Nunca mais, 84 anos depois: sobreviventes do Holocausto compartilham suas experiências de 7 de outubro

Campo de concentração de Auschwitz, operado pela Alemanha nazista na Polônia ocupada durante o Holocausto.

(crédito da foto: WALLPAPER FLARE)


#Holocausto 

Oitenta e quatro anos depois de Dov Golebowicz ter fugido da Polónia com a sua família, dias antes da invasão alemã, esse sobrevivente do Holocausto viu-se novamente confrontado com uma invasão quando terroristas do Hamas invadiram o seu kibutz de Nirim, em 7 de outubro.

Durante 12 horas, Golebowicz ficou preso com seu filho, Gideon, em seu quarto seguro. Seu filho criou uma engenhoca básica de madeira para proteger a porta, que não tem fechadura. Cinco pessoas do kibutz foram assassinadas e cinco foram sequestradas, das quais duas permanecem reféns em Gaza. Zvi Solow é outro sobrevivente do Holocausto que sobreviveu ao ataque a Nirim.

Nas semanas que se seguiram ao 7 de Outubro, Golebowicz foi objecto de múltiplas reportagens, incluindo a CNN, que invariavelmente ligava a sua sobrevivência no 7 de Outubro às suas experiências no Holocausto. Outros que vivenciaram os horrores naquele dia – quando 1.200 israelenses foram mortos e cerca de 250 feitos reféns – fizeram comparações semelhantes.

No entanto, Golebowicz tem reservas significativas quanto fazendo tal ligação, dizendo que diminui a memória do Holocausto como um acontecimento singular na história.

“Sempre achei que não deveríamos misturar os dois”, disse ele à Agência Telegráfica Judaica. “Embora tenha sido cruel, bárbaro e horrendo, [7 de outubro] foi um ataque terrorista de um dia.”

Casas são destruídas, após o ataque mortal de 7 de outubro por terroristas do Hamas da Faixa de Gaza, no Kibutz Kfar Aza, sul de Israel, 2 de novembro de 2023 (crédito: REUTERS/Evelyn Hockstein)

Golebowicz é um dos vários sobreviventes do Holocausto que foram apanhados na carnificina de 7 de outubro.

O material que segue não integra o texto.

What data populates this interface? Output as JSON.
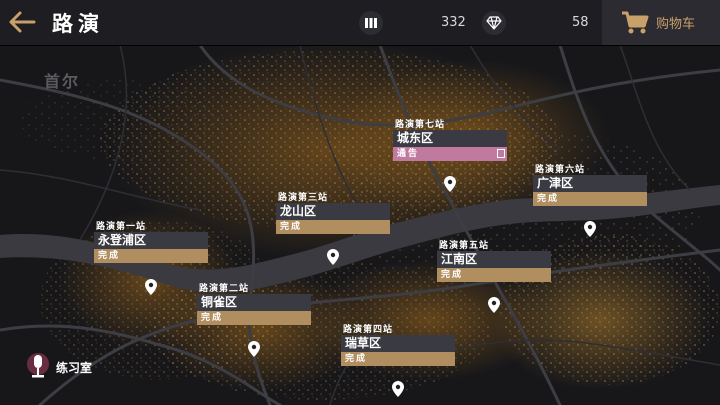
{
  "header": {
    "title": "路演",
    "currency1_value": "332",
    "currency2_value": "58",
    "cart_label": "购物车"
  },
  "map": {
    "city_label": "首尔"
  },
  "stops": [
    {
      "header": "路演第一站",
      "name": "永登浦区",
      "status": "完成",
      "status_type": "done"
    },
    {
      "header": "路演第二站",
      "name": "铜雀区",
      "status": "完成",
      "status_type": "done"
    },
    {
      "header": "路演第三站",
      "name": "龙山区",
      "status": "完成",
      "status_type": "done"
    },
    {
      "header": "路演第四站",
      "name": "瑞草区",
      "status": "完成",
      "status_type": "done"
    },
    {
      "header": "路演第五站",
      "name": "江南区",
      "status": "完成",
      "status_type": "done"
    },
    {
      "header": "路演第六站",
      "name": "广津区",
      "status": "完成",
      "status_type": "done"
    },
    {
      "header": "路演第七站",
      "name": "城东区",
      "status": "通告",
      "status_type": "notice"
    }
  ],
  "practice": {
    "label": "练习室"
  },
  "colors": {
    "accent_gold": "#b08e5f",
    "notice_pink": "#c07aa0",
    "cart_text": "#c8a06a"
  }
}
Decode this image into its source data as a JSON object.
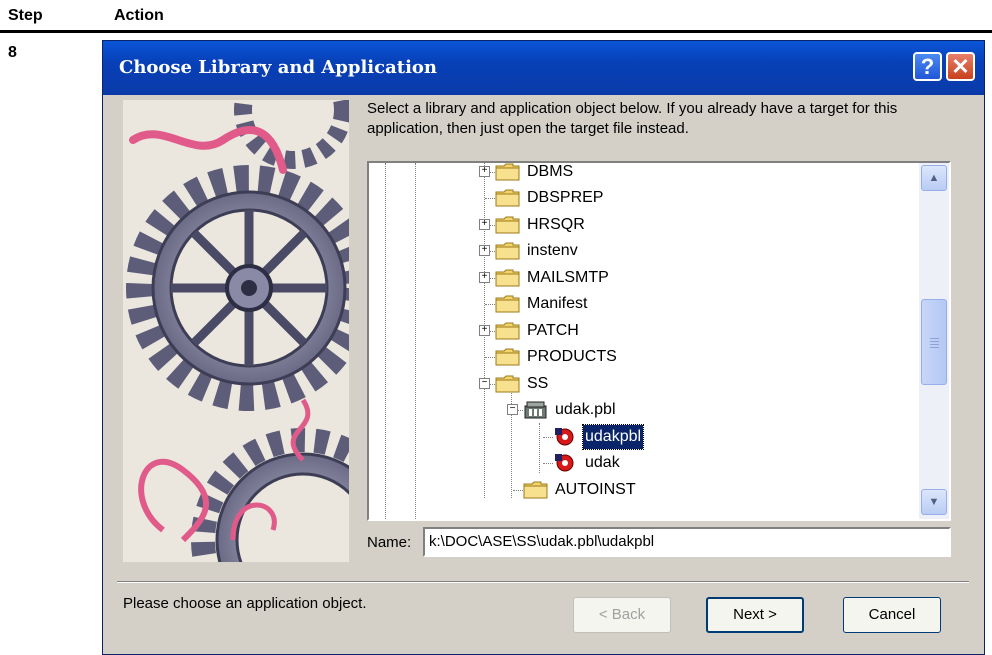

Todos os idosos – os sobreviventes mais jovens têm quase 70 anos – dizem que têm uma perspectiva importante para partilhar, embora nem todos acreditem nas mesmas coisas.

Haim Raanan, que quando criança sobreviveu ao Gueto de Budapeste, não tem reservas em chamar o massacre de 7 de Outubro de “um segundo Holocausto”.

Alguns sobreviventes não conseguiam acreditar que, mais uma vez, tiveram que se esconder para sobreviver.

Fundador do Kibutz Be’eri, uma das comunidades do envelope de Gaza que foi mais atingida em 7 de outubro, Raanan disse que foi “pura sorte” que ele e seus familiares tenham sobrevivido. Mais de 100 residentes de Be’eri morreram naquele dia.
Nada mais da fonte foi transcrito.